At the Bank of Canada’s latest interest rate meeting, it became clear that the Bank of Canada may have held the last rate hike of the year. Overall inflation was down from a June peak of 6.2%, and December inflation was 5.4%. The short-term interest rate markets see interest rates unchanged for the rest of the year. Canada’s labor market data will be released today. The employment change is expected to show an increase of 15,000 jobs from the previous figure of 104,000. Unemployment is also projected to rise to 5.1%, and average hourly earnings to fall to 5.2%. If the labor market data is negative, the Canadian dollar may lose some ground, especially if oil prices are also down.

Trading recommendations
  • Support levels: 1.3421, 1.3333, 1.3295, 1.3212
  • Resistance levels: 1.3472, 1.3496, 1.3520, 1.3554, 1.3595

From the point of view of technical analysis, the trend on the USD/CAD currency pair is bullish. The price is forming a wide-volatile sideways. The MACD indicator is positive again, but there are signs of divergence. Sell positions should be considered from the resistance level 1.3472, but on the condition of a false breakout, as the level has already been tested. Buy trades can be considered from the support level of 1.3421 but with additional confirmation in the form of an impulse initiative.

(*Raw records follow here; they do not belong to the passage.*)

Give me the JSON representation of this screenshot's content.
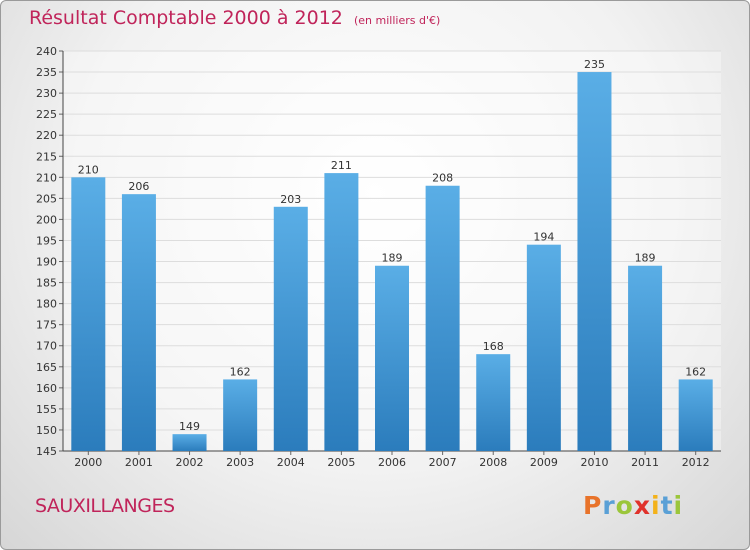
{
  "header": {
    "title": "Résultat Comptable 2000 à 2012",
    "unit": "(en milliers d'€)"
  },
  "footer": {
    "place": "SAUXILLANGES",
    "logo_text": "Proxiti",
    "logo_colors": [
      "#e8732a",
      "#5aa0d6",
      "#9bc63b",
      "#e0322b",
      "#f3b21a",
      "#5aa0d6",
      "#9bc63b"
    ]
  },
  "colors": {
    "title": "#c0245a",
    "bar_top": "#5aaee6",
    "bar_bottom": "#2b7cbc",
    "grid": "#dddddd"
  },
  "chart_data": {
    "type": "bar",
    "title": "Résultat Comptable 2000 à 2012",
    "subtitle": "(en milliers d'€)",
    "categories": [
      "2000",
      "2001",
      "2002",
      "2003",
      "2004",
      "2005",
      "2006",
      "2007",
      "2008",
      "2009",
      "2010",
      "2011",
      "2012"
    ],
    "values": [
      210,
      206,
      149,
      162,
      203,
      211,
      189,
      208,
      168,
      194,
      235,
      189,
      162
    ],
    "ylim": [
      145,
      240
    ],
    "ytick_step": 5,
    "grid": true,
    "xlabel": "",
    "ylabel": ""
  }
}
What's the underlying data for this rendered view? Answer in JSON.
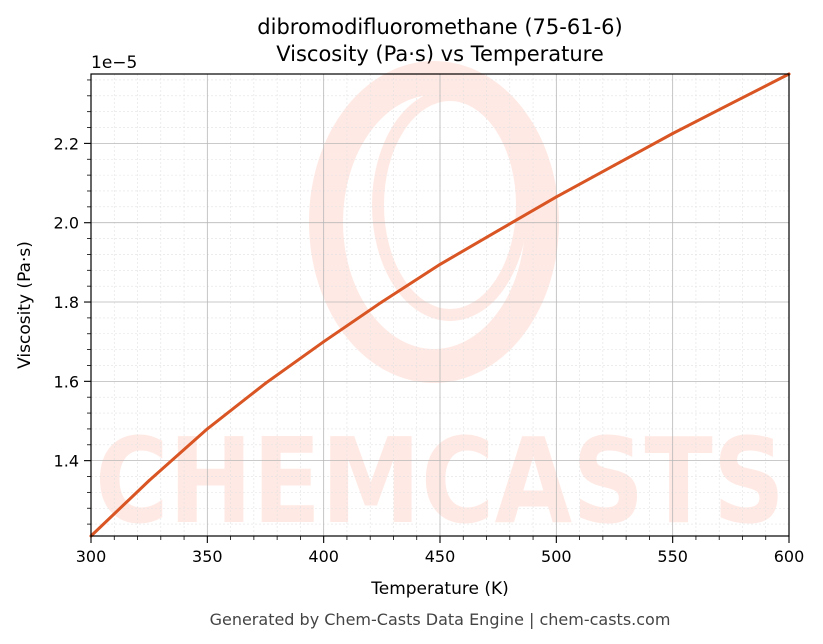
{
  "chart_data": {
    "type": "line",
    "title_line1": "dibromodifluoromethane (75-61-6)",
    "title_line2": "Viscosity (Pa·s) vs Temperature",
    "xlabel": "Temperature (K)",
    "ylabel": "Viscosity (Pa·s)",
    "y_exponent_label": "1e−5",
    "xlim": [
      300,
      600
    ],
    "ylim": [
      1.21,
      2.375
    ],
    "x_ticks": [
      300,
      350,
      400,
      450,
      500,
      550,
      600
    ],
    "x_tick_labels": [
      "300",
      "350",
      "400",
      "450",
      "500",
      "550",
      "600"
    ],
    "y_ticks": [
      1.4,
      1.6,
      1.8,
      2.0,
      2.2
    ],
    "y_tick_labels": [
      "1.4",
      "1.6",
      "1.8",
      "2.0",
      "2.2"
    ],
    "grid": true,
    "series": [
      {
        "color": "#d95523",
        "x": [
          300,
          325,
          350,
          375,
          400,
          425,
          450,
          475,
          500,
          525,
          550,
          575,
          600
        ],
        "y": [
          1.21,
          1.35,
          1.48,
          1.595,
          1.7,
          1.8,
          1.895,
          1.98,
          2.065,
          2.145,
          2.225,
          2.3,
          2.375
        ]
      }
    ]
  },
  "watermark": {
    "text": "CHEMCASTS",
    "color": "#ff7b5c"
  },
  "footer": {
    "text": "Generated by Chem-Casts Data Engine | chem-casts.com"
  }
}
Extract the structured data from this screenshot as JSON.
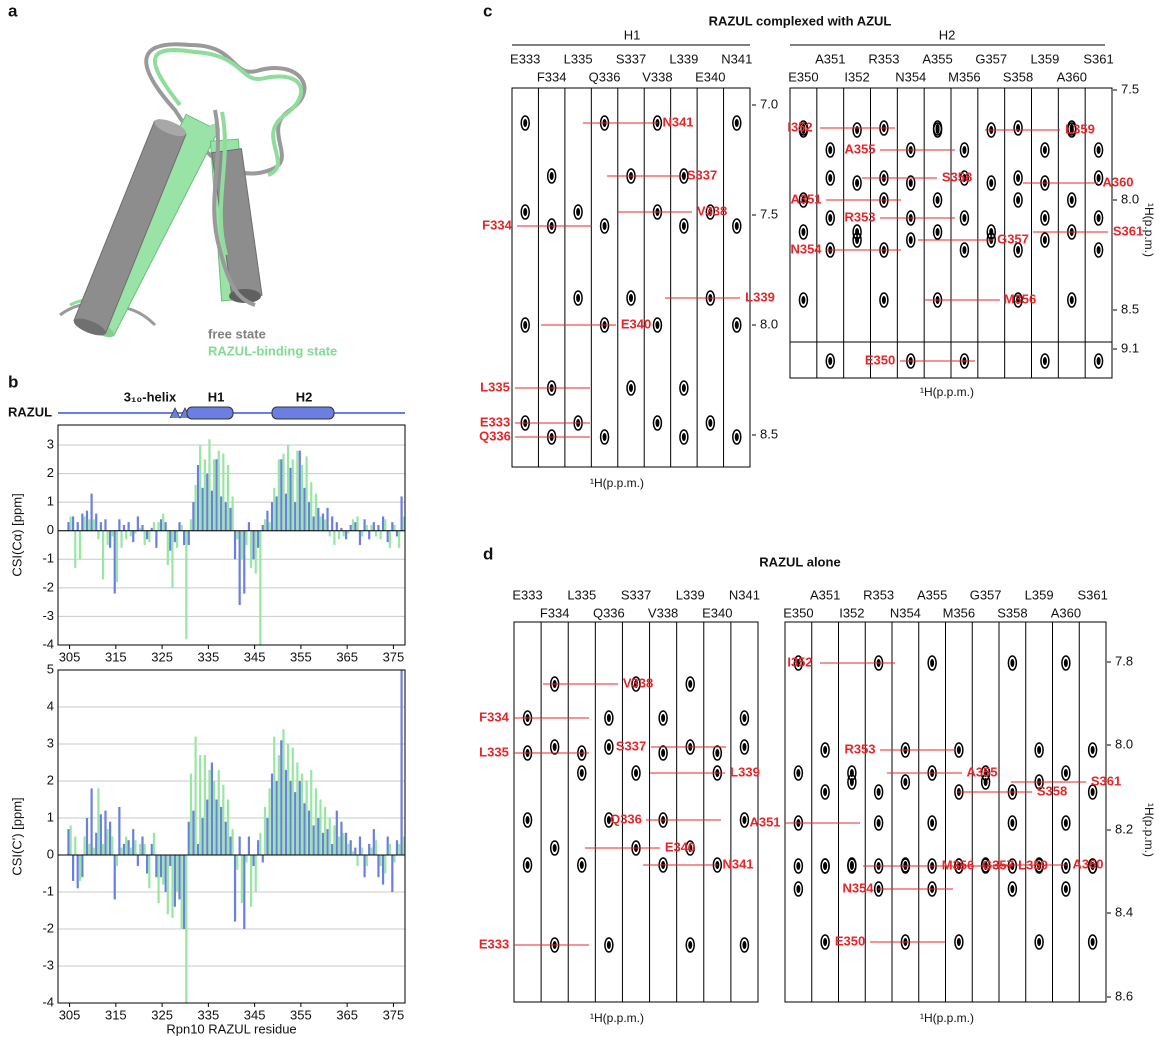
{
  "panel_labels": [
    "a",
    "b",
    "c",
    "d"
  ],
  "panel_a": {
    "legend": [
      "free state",
      "RAZUL-binding state"
    ]
  },
  "panel_b": {
    "track_label": "RAZUL",
    "elements": [
      "3₁₀-helix",
      "H1",
      "H2"
    ]
  },
  "chart_data": [
    {
      "type": "bar",
      "ylabel": "CSI(Cα) [ppm]",
      "x": [
        305,
        306,
        307,
        308,
        309,
        310,
        311,
        312,
        313,
        314,
        315,
        316,
        317,
        318,
        319,
        320,
        321,
        322,
        323,
        324,
        325,
        326,
        327,
        328,
        329,
        330,
        331,
        332,
        333,
        334,
        335,
        336,
        337,
        338,
        339,
        340,
        341,
        342,
        343,
        344,
        345,
        346,
        347,
        348,
        349,
        350,
        351,
        352,
        353,
        354,
        355,
        356,
        357,
        358,
        359,
        360,
        361,
        362,
        363,
        364,
        365,
        366,
        367,
        368,
        369,
        370,
        371,
        372,
        373,
        374,
        375,
        376,
        377
      ],
      "series": [
        {
          "color": "#6b7fe3",
          "values": [
            0.3,
            0.5,
            0.3,
            0.6,
            0.7,
            1.3,
            0.6,
            0.3,
            0.4,
            -0.6,
            -2.2,
            0.4,
            0.2,
            0.3,
            -0.4,
            0.5,
            0.2,
            -0.3,
            0.1,
            -0.6,
            0.4,
            0.3,
            -0.7,
            -0.4,
            0.3,
            -0.5,
            -0.5,
            1.0,
            2.3,
            1.5,
            2.0,
            1.4,
            2.5,
            1.2,
            1.0,
            0.8,
            -1.0,
            -2.6,
            -2.2,
            0.3,
            -1.0,
            -0.6,
            0.2,
            0.7,
            1.0,
            1.2,
            2.5,
            1.3,
            2.2,
            1.0,
            2.8,
            1.5,
            1.0,
            0.5,
            0.8,
            0.6,
            0.8,
            0.5,
            0.3,
            0.1,
            -0.3,
            0.2,
            0.3,
            -0.5,
            0.4,
            -0.3,
            0.3,
            0.2,
            0.5,
            -0.4,
            0.3,
            -0.2,
            1.2
          ]
        },
        {
          "color": "#97e6a2",
          "values": [
            0.5,
            -1.3,
            -1.0,
            0.5,
            0.4,
            0.4,
            -0.3,
            -1.7,
            -0.5,
            -0.2,
            -1.8,
            -0.6,
            -0.3,
            -0.2,
            -0.1,
            0.1,
            -0.5,
            -0.4,
            0.3,
            0.3,
            0.6,
            -1.2,
            -2.0,
            -0.6,
            0.2,
            -3.8,
            0.4,
            1.6,
            3.0,
            2.5,
            3.2,
            2.5,
            2.8,
            2.7,
            2.3,
            1.2,
            -0.3,
            -1.0,
            -0.5,
            -1.3,
            -1.5,
            -4.0,
            0.4,
            0.3,
            1.5,
            2.5,
            2.7,
            3.0,
            2.5,
            2.8,
            2.3,
            2.6,
            1.7,
            1.3,
            0.5,
            0.4,
            -0.2,
            -0.5,
            -0.3,
            -0.2,
            -0.1,
            0.4,
            0.5,
            -0.2,
            0.2,
            0.2,
            -0.2,
            -0.3,
            0.4,
            -0.6,
            0.2,
            -0.6,
            0.5
          ]
        }
      ],
      "xlim": [
        302.5,
        377.5
      ],
      "xticks": [
        305,
        315,
        325,
        335,
        345,
        355,
        365,
        375
      ],
      "ylim": [
        -4,
        3.7
      ],
      "yticks": [
        -4,
        -3,
        -2,
        -1,
        0,
        1,
        2,
        3
      ],
      "grid": true
    },
    {
      "type": "bar",
      "ylabel": "CSI(C') [ppm]",
      "xlabel": "Rpn10 RAZUL residue",
      "x": [
        305,
        306,
        307,
        308,
        309,
        310,
        311,
        312,
        313,
        314,
        315,
        316,
        317,
        318,
        319,
        320,
        321,
        322,
        323,
        324,
        325,
        326,
        327,
        328,
        329,
        330,
        331,
        332,
        333,
        334,
        335,
        336,
        337,
        338,
        339,
        340,
        341,
        342,
        343,
        344,
        345,
        346,
        347,
        348,
        349,
        350,
        351,
        352,
        353,
        354,
        355,
        356,
        357,
        358,
        359,
        360,
        361,
        362,
        363,
        364,
        365,
        366,
        367,
        368,
        369,
        370,
        371,
        372,
        373,
        374,
        375,
        376,
        377
      ],
      "series": [
        {
          "color": "#6b7fe3",
          "values": [
            0.7,
            -0.7,
            -0.9,
            -0.6,
            1.0,
            1.8,
            0.6,
            1.1,
            1.2,
            0.9,
            -1.2,
            1.3,
            0.3,
            0.4,
            0.7,
            -0.3,
            0.5,
            -0.5,
            0.3,
            -0.6,
            -0.6,
            -1.0,
            -0.3,
            -1.4,
            -1.2,
            -2.0,
            0.9,
            1.2,
            0.3,
            1.0,
            1.5,
            2.5,
            1.5,
            1.3,
            0.9,
            0.5,
            -1.8,
            0.5,
            -2.0,
            0.5,
            -0.3,
            0.4,
            -0.2,
            1.0,
            2.2,
            2.0,
            3.1,
            2.3,
            2.0,
            1.7,
            2.0,
            1.4,
            1.2,
            0.8,
            1.0,
            0.6,
            0.7,
            0.3,
            1.2,
            0.9,
            0.6,
            0.4,
            0.2,
            0.5,
            -0.6,
            0.3,
            0.7,
            -0.6,
            -0.8,
            0.5,
            -1.0,
            0.4,
            5.0
          ]
        },
        {
          "color": "#97e6a2",
          "values": [
            0.8,
            0.5,
            -0.7,
            0.5,
            0.3,
            0.2,
            1.8,
            0.3,
            0.7,
            0.5,
            -0.3,
            0.2,
            0.5,
            0.2,
            0.4,
            0.3,
            0.3,
            -0.9,
            0.6,
            -1.3,
            -0.8,
            -1.6,
            -1.7,
            -1.0,
            -2.0,
            -4.0,
            2.2,
            3.2,
            2.7,
            2.7,
            2.3,
            2.0,
            2.3,
            1.9,
            1.5,
            0.7,
            -0.4,
            -1.3,
            -0.2,
            -1.4,
            -1.0,
            0.6,
            1.3,
            1.8,
            3.2,
            2.7,
            3.4,
            3.0,
            2.9,
            2.5,
            2.2,
            2.0,
            2.3,
            1.8,
            1.5,
            1.3,
            1.0,
            0.8,
            0.5,
            0.6,
            0.3,
            0.1,
            -0.3,
            0.2,
            -0.3,
            0.2,
            0.4,
            -0.3,
            -0.5,
            0.3,
            -0.2,
            0.3,
            0.5
          ]
        }
      ],
      "xlim": [
        302.5,
        377.5
      ],
      "xticks": [
        305,
        315,
        325,
        335,
        345,
        355,
        365,
        375
      ],
      "ylim": [
        -4,
        5
      ],
      "yticks": [
        -4,
        -3,
        -2,
        -1,
        0,
        1,
        2,
        3,
        4,
        5
      ],
      "grid": true
    }
  ],
  "panel_c": {
    "title": "RAZUL complexed with AZUL",
    "groups": [
      {
        "name": "H1",
        "strips": [
          "E333",
          "F334",
          "L335",
          "Q336",
          "S337",
          "V338",
          "L339",
          "E340",
          "N341"
        ],
        "ppm_ticks": [
          "7.0",
          "7.5",
          "8.0",
          "8.5"
        ],
        "x_axis_label": "¹H(p.p.m.)",
        "peaks": [
          "N341",
          "S337",
          "V338",
          "F334",
          "L339",
          "E340",
          "L335",
          "E333",
          "Q336"
        ]
      },
      {
        "name": "H2",
        "strips": [
          "E350",
          "A351",
          "I352",
          "R353",
          "N354",
          "A355",
          "M356",
          "G357",
          "S358",
          "L359",
          "A360",
          "S361"
        ],
        "ppm_ticks": [
          "7.5",
          "8.0",
          "8.5",
          "9.1"
        ],
        "x_axis_label": "¹H(p.p.m.)",
        "y_axis_label": "¹H(p.p.m.)",
        "peaks": [
          "I352",
          "A355",
          "L359",
          "S358",
          "A360",
          "A351",
          "R353",
          "S361",
          "N354",
          "G357",
          "M356",
          "E350"
        ]
      }
    ]
  },
  "panel_d": {
    "title": "RAZUL alone",
    "groups": [
      {
        "strips": [
          "E333",
          "F334",
          "L335",
          "Q336",
          "S337",
          "V338",
          "L339",
          "E340",
          "N341"
        ],
        "x_axis_label": "¹H(p.p.m.)",
        "peaks": [
          "F334",
          "V338",
          "L335",
          "S337",
          "L339",
          "Q336",
          "E340",
          "N341",
          "E333"
        ]
      },
      {
        "strips": [
          "E350",
          "A351",
          "I352",
          "R353",
          "N354",
          "A355",
          "M356",
          "G357",
          "S358",
          "L359",
          "A360",
          "S361"
        ],
        "ppm_ticks": [
          "7.8",
          "8.0",
          "8.2",
          "8.4",
          "8.6"
        ],
        "x_axis_label": "¹H(p.p.m.)",
        "y_axis_label": "¹H(p.p.m.)",
        "peaks": [
          "I352",
          "R353",
          "A355",
          "S358",
          "S361",
          "A351",
          "M356",
          "G357",
          "L359",
          "A360",
          "N354",
          "E350"
        ]
      }
    ]
  }
}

Alternative scenario: if the price breaks down and consolidates below the support level of 1.3263, the downtrend will likely resume.

USD/CAD
News feed for 2023.02.10:
  • – Canada Unemployment Rate (m/m) at 15:30 (GMT+2).

By JustMarkets

 

This article reflects a personal opinion and should not be interpreted as an investment advice, and/or offer, and/or a persistent request for carrying out financial transactions, and/or a guarantee, and/or a forecast of future events.